The first criterion is beauty. Beauty comprises content and form.
Content is the subject of the art. Anything can be content. In the past, fewer things were suitable for content—at first only history, then religion, nature, love, sex, and even the mundane became acceptable subjects for art. Content can be a story, a place, a person, an emotion, or anything at all—though some things lend themselves better to art.
Form is how you express content. At its highest level form is the whole field of art as expression; then, music, writing, visual art, etc; then, symphony or waltz, and short story or novel, and ballad or shape poem, and painting or sculpture; finally, melody, harmony, instrumentation, diction, rhyme, meter, transition, brush, composition, and so forth.

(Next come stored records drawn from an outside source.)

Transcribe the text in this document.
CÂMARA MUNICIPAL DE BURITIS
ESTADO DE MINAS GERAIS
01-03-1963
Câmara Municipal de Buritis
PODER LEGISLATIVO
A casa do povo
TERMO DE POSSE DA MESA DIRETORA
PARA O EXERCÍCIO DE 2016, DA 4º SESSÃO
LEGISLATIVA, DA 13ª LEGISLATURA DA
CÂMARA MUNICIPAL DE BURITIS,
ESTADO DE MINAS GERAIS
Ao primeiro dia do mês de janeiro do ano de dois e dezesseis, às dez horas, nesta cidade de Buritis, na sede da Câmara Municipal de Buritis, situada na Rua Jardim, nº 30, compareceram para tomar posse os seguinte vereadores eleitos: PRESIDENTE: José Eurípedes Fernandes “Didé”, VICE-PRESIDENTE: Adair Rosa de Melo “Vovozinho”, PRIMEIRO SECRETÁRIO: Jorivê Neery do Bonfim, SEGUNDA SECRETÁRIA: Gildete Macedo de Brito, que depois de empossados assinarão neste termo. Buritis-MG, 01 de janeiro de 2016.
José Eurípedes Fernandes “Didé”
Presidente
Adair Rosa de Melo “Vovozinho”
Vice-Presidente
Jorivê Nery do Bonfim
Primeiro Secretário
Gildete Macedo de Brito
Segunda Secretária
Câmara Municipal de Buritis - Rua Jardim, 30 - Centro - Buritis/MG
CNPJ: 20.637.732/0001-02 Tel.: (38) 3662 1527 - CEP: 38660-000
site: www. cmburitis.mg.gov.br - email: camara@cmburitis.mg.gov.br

Form is not content, though historically they have been conflated. Certain forms are seen as suited to certain content. Operas are for love, ballads for epic stories, portraits for preserving faces; you could hardly paint the Iliad, and writing about music is notoriously insufficient. However, innovations like modern poetry, pop songs with lyrics, and graphic novels are breaking new ground.
Form can be well or poorly executed. Good execution is the degree to which an artist correctly uses a form or creates a new, lasting one. Thus, beauty is choosing the right content, choosing the right form for the content, and then executing the form well so as to best show to the public eye the content.

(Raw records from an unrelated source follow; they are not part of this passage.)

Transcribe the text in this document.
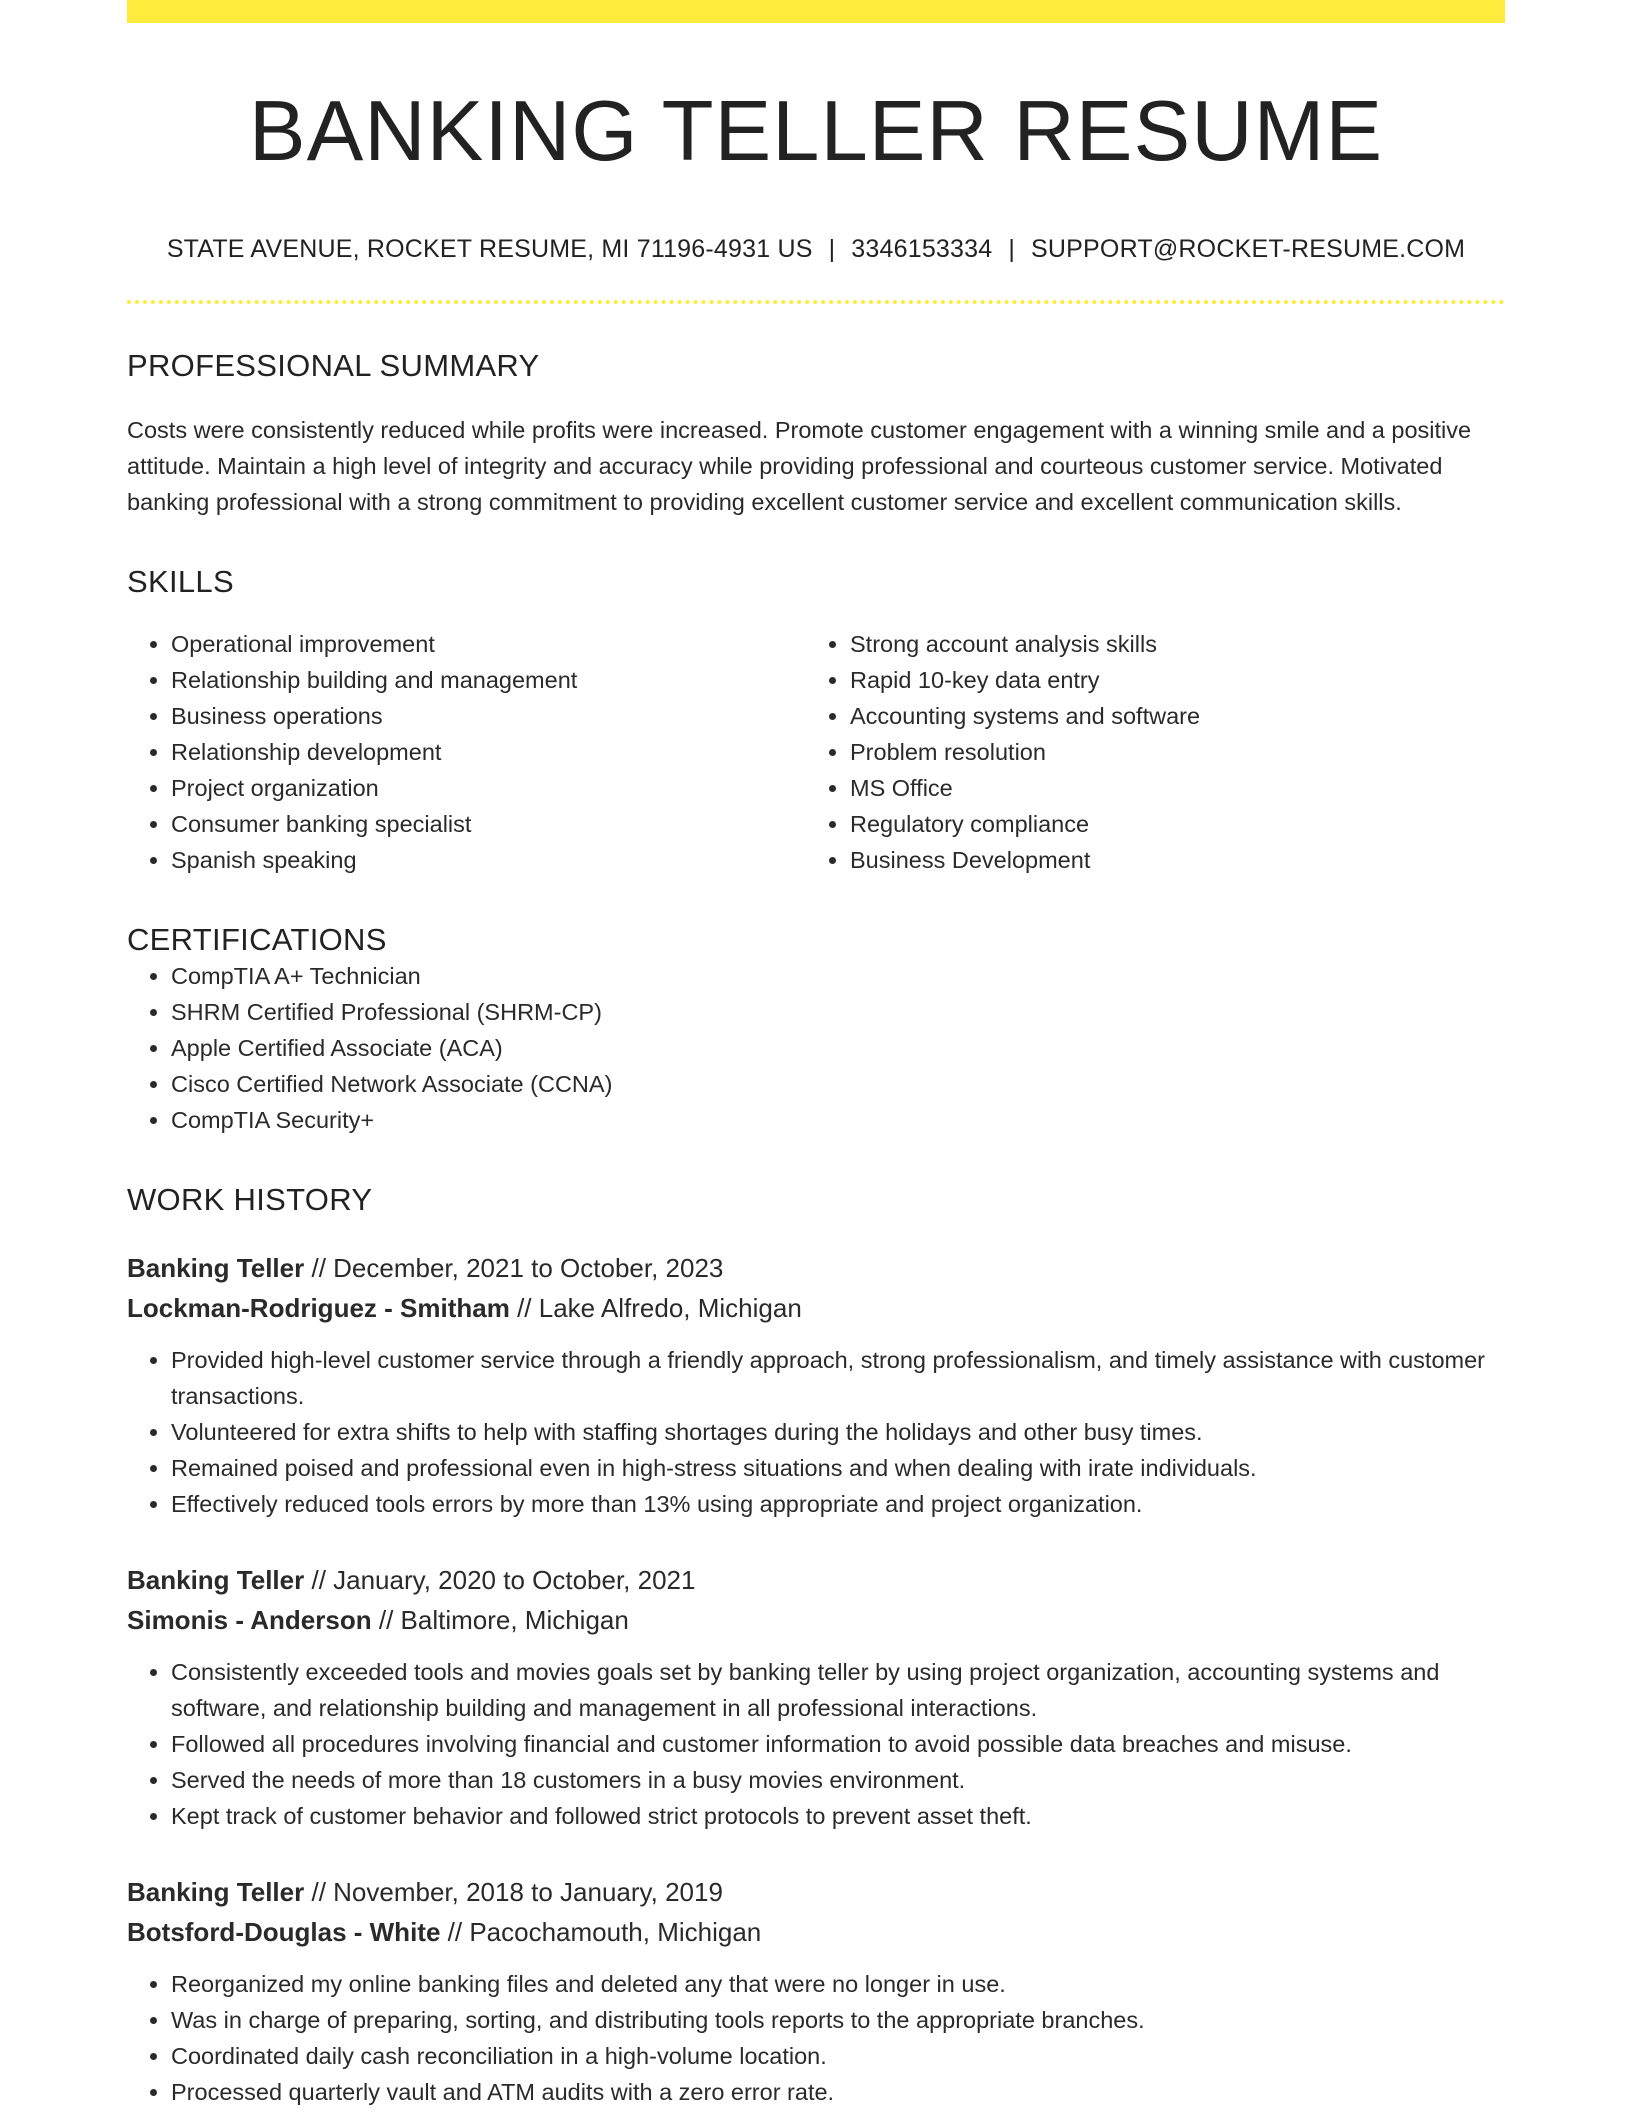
BANKING TELLER RESUME
STATE AVENUE, ROCKET RESUME, MI 71196-4931 US | 3346153334 | SUPPORT@ROCKET-RESUME.COM
PROFESSIONAL SUMMARY

Costs were consistently reduced while profits were increased. Promote customer engagement with a winning smile and a positive attitude. Maintain a high level of integrity and accuracy while providing professional and courteous customer service. Motivated banking professional with a strong commitment to providing excellent customer service and excellent communication skills.

SKILLS
• Operational improvement
• Relationship building and management
• Business operations
• Relationship development
• Project organization
• Consumer banking specialist
• Spanish speaking
• Strong account analysis skills
• Rapid 10-key data entry
• Accounting systems and software
• Problem resolution
• MS Office
• Regulatory compliance
• Business Development
CERTIFICATIONS
• CompTIA A+ Technician
• SHRM Certified Professional (SHRM-CP)
• Apple Certified Associate (ACA)
• Cisco Certified Network Associate (CCNA)
• CompTIA Security+
WORK HISTORY
Banking Teller // December, 2021 to October, 2023
Lockman-Rodriguez - Smitham // Lake Alfredo, Michigan
• Provided high-level customer service through a friendly approach, strong professionalism, and timely assistance with customer transactions.
• Volunteered for extra shifts to help with staffing shortages during the holidays and other busy times.
• Remained poised and professional even in high-stress situations and when dealing with irate individuals.
• Effectively reduced tools errors by more than 13% using appropriate and project organization.
Banking Teller // January, 2020 to October, 2021
Simonis - Anderson // Baltimore, Michigan
• Consistently exceeded tools and movies goals set by banking teller by using project organization, accounting systems and software, and relationship building and management in all professional interactions.
• Followed all procedures involving financial and customer information to avoid possible data breaches and misuse.
• Served the needs of more than 18 customers in a busy movies environment.
• Kept track of customer behavior and followed strict protocols to prevent asset theft.
Banking Teller // November, 2018 to January, 2019
Botsford-Douglas - White // Pacochamouth, Michigan
• Reorganized my online banking files and deleted any that were no longer in use.
• Was in charge of preparing, sorting, and distributing tools reports to the appropriate branches.
• Coordinated daily cash reconciliation in a high-volume location.
• Processed quarterly vault and ATM audits with a zero error rate.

The second criterion is more elusive: artisticness, or the intention to be artistic, or one of many names.
Too much intention ruins artisticness. Especially in regards to content, and especially according to the avant-garde movements, accidents make better art—or at least humility does. If the maker of the Mona Lisa had been trying to paint one of the greatest figures in art, he might not have chosen her as a model. It’s hard to say exactly why “trying too hard” ruins even well-chosen content and well-executed form. Perhaps it stems from the common belief that art in its purest form is not work, but something one is and does. As mountains, sunsets, and oceans don’t move us on purpose, artists are supposed to be both the victim and the master of what they express; it’s supposed to be their nature. Otherwise, even if it’s well done, it doesn’t ring true, or strike the audience, or resonate. This applies to all art. If the audience sees the intention, or reads the request “Now I want you to…”, they resent it. Good art doesn’t need the audience to be in a specific frame of mind to understand it. Good art is made when the artist feels a certain way, not when they want the audience to feel a certain way. This is the popular idea of art.

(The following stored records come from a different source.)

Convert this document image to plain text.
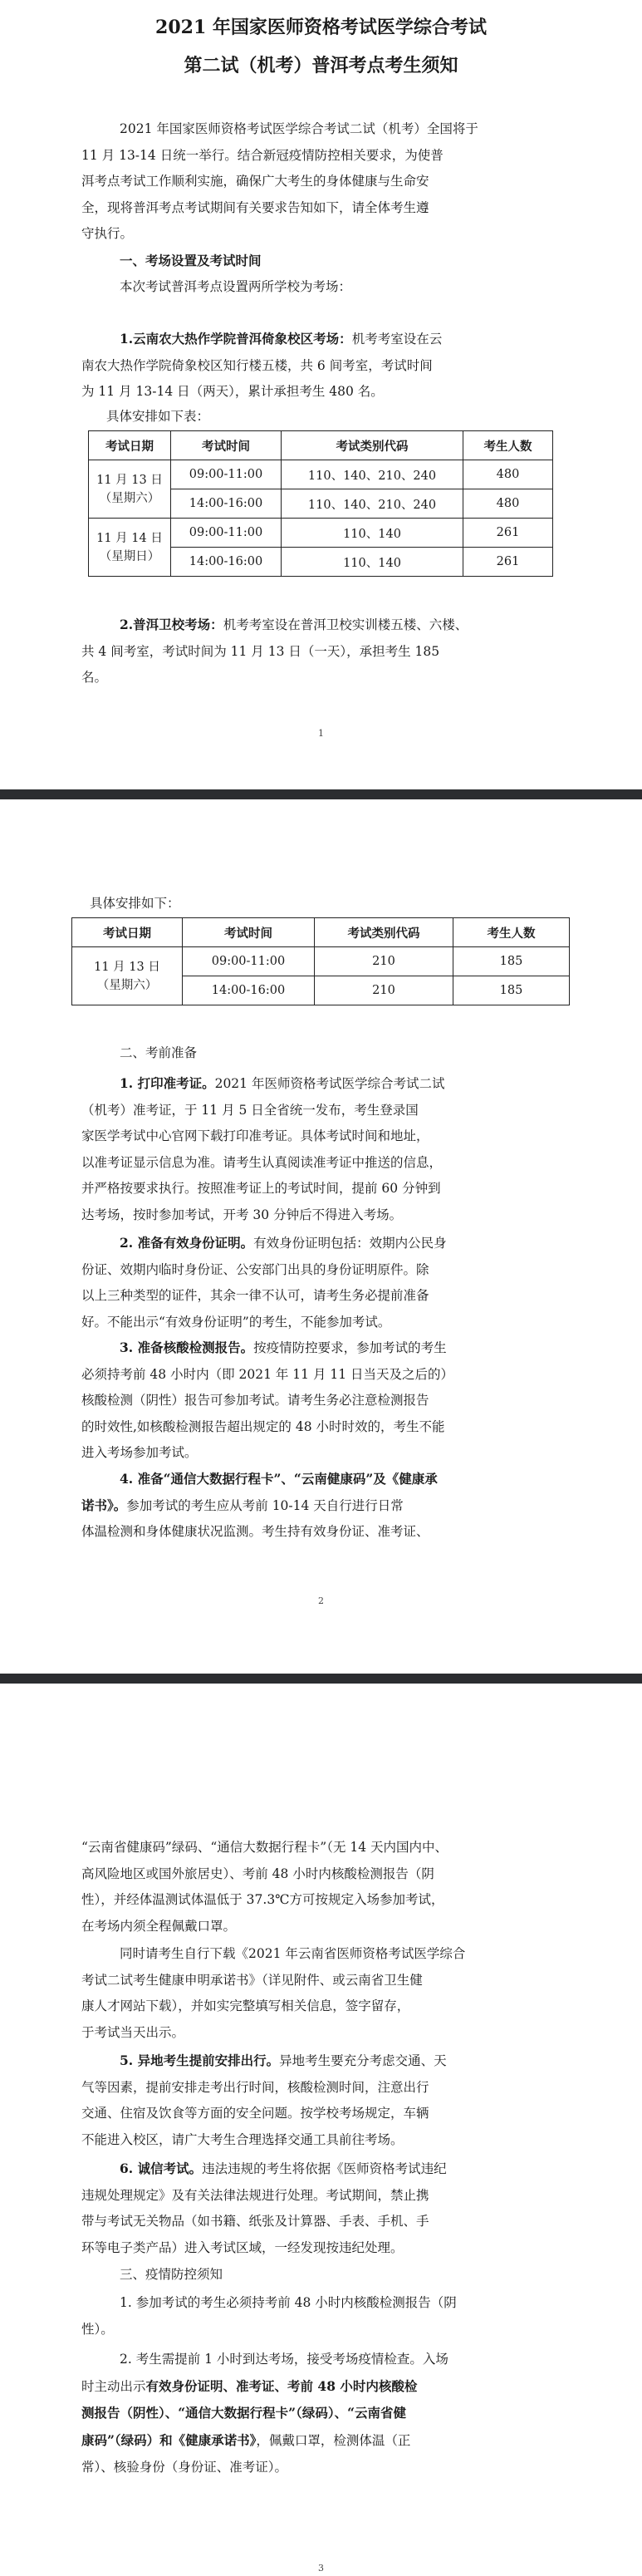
2021 年国家医师资格考试医学综合考试
第二试（机考）普洱考点考生须知
2021 年国家医师资格考试医学综合考试二试（机考）全国将于
11 月 13-14 日统一举行。结合新冠疫情防控相关要求，为使普
洱考点考试工作顺利实施，确保广大考生的身体健康与生命安
全，现将普洱考点考试期间有关要求告知如下，请全体考生遵
守执行。
一、考场设置及考试时间
本次考试普洱考点设置两所学校为考场：
1.云南农大热作学院普洱倚象校区考场：机考考室设在云
南农大热作学院倚象校区知行楼五楼，共 6 间考室，考试时间
为 11 月 13-14 日（两天），累计承担考生 480 名。
具体安排如下表：
考试日期	考试时间	考试类别代码	考生人数

11 月 13 日
（星期六）	09:00-11:00	110、140、210、240	480
	14:00-16:00	110、140、210、240	480

11 月 14 日
（星期日）	09:00-11:00	110、140	261
	14:00-16:00	110、140	261
2.普洱卫校考场：机考考室设在普洱卫校实训楼五楼、六楼、
共 4 间考室，考试时间为 11 月 13 日（一天），承担考生 185
名。
1
具体安排如下：
考试日期	考试时间	考试类别代码	考生人数

11 月 13 日
（星期六）	09:00-11:00	210	185
	14:00-16:00	210	185
二、考前准备
1. 打印准考证。2021 年医师资格考试医学综合考试二试
（机考）准考证，于 11 月 5 日全省统一发布，考生登录国
家医学考试中心官网下载打印准考证。具体考试时间和地址，
以准考证显示信息为准。请考生认真阅读准考证中推送的信息，
并严格按要求执行。按照准考证上的考试时间，提前 60 分钟到
达考场，按时参加考试，开考 30 分钟后不得进入考场。
2. 准备有效身份证明。有效身份证明包括：效期内公民身
份证、效期内临时身份证、公安部门出具的身份证明原件。除
以上三种类型的证件，其余一律不认可，请考生务必提前准备
好。不能出示“有效身份证明”的考生，不能参加考试。
3. 准备核酸检测报告。按疫情防控要求，参加考试的考生
必须持考前 48 小时内（即 2021 年 11 月 11 日当天及之后的）
核酸检测（阴性）报告可参加考试。请考生务必注意检测报告
的时效性,如核酸检测报告超出规定的 48 小时时效的，考生不能
进入考场参加考试。
4. 准备“通信大数据行程卡”、“云南健康码”及《健康承
诺书》。参加考试的考生应从考前 10-14 天自行进行日常
体温检测和身体健康状况监测。考生持有效身份证、准考证、
2
“云南省健康码”绿码、“通信大数据行程卡”（无 14 天内国内中、
高风险地区或国外旅居史）、考前 48 小时内核酸检测报告（阴
性），并经体温测试体温低于 37.3℃方可按规定入场参加考试，
在考场内须全程佩戴口罩。
同时请考生自行下载《2021 年云南省医师资格考试医学综合
考试二试考生健康申明承诺书》（详见附件、或云南省卫生健
康人才网站下载），并如实完整填写相关信息，签字留存，
于考试当天出示。
5. 异地考生提前安排出行。异地考生要充分考虑交通、天
气等因素，提前安排走考出行时间，核酸检测时间，注意出行
交通、住宿及饮食等方面的安全问题。按学校考场规定，车辆
不能进入校区，请广大考生合理选择交通工具前往考场。
6. 诚信考试。违法违规的考生将依据《医师资格考试违纪
违规处理规定》及有关法律法规进行处理。考试期间，禁止携
带与考试无关物品（如书籍、纸张及计算器、手表、手机、手
环等电子类产品）进入考试区域，一经发现按违纪处理。
三、疫情防控须知
1. 参加考试的考生必须持考前 48 小时内核酸检测报告（阴
性）。
2. 考生需提前 1 小时到达考场，接受考场疫情检查。入场
时主动出示有效身份证明、准考证、考前 48 小时内核酸检
测报告（阴性）、“通信大数据行程卡”（绿码）、“云南省健
康码”（绿码）和《健康承诺书》，佩戴口罩，检测体温（正
常）、核验身份（身份证、准考证）。
3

I was asked for examples of good art without beauty, so I’ll turn to the ones I know. Daniel Johnston is a very poor singer, a cliché songwriter, and a comically bad lyricist. But there’s something compelling about him: purity and innocence, which one ought to seek alongside beauty. His songs are very poor, but he feels them with all his heart, and that comes through. Good critics throw him out, but millions of people like him understand what he’s trying to say, and even that he’s not a genius at exoressing it—and they identify with him, and it strikes them so much more than do the popular, the good musicians. The Shaggs, a family of musically inept girls whose father forced them to record a rock album, are in a similar position. Their expressions are the peak of naivety in almost any musician, and it resonates with some people. They certainly don’t think it’s good music (after all, The Shaggs themselves didn’t); but there’s something in it other than the traditionally beautiful side of art: the second half of art.
Sometimes I call these people my favourite artists, and sometimes Beethoven or the Beatles. I realized that they’re not running the same race. When I say that these artists are my favourite, I don’t mean to offend anyone’s sense of beauty; that’s not the criterion by which I’m judging them. Nor should anyone emulate their style—such an attempt, even if successful, would fail both beauty and artisticness. The only thing one should emulate is their attitude toward art: its subject, not its master.
Perhaps the artistic side of art doesn’t mean much to people—not enough to be taken seriously, or not enough to exceed the importance of beauty. But for no one is it totally without value.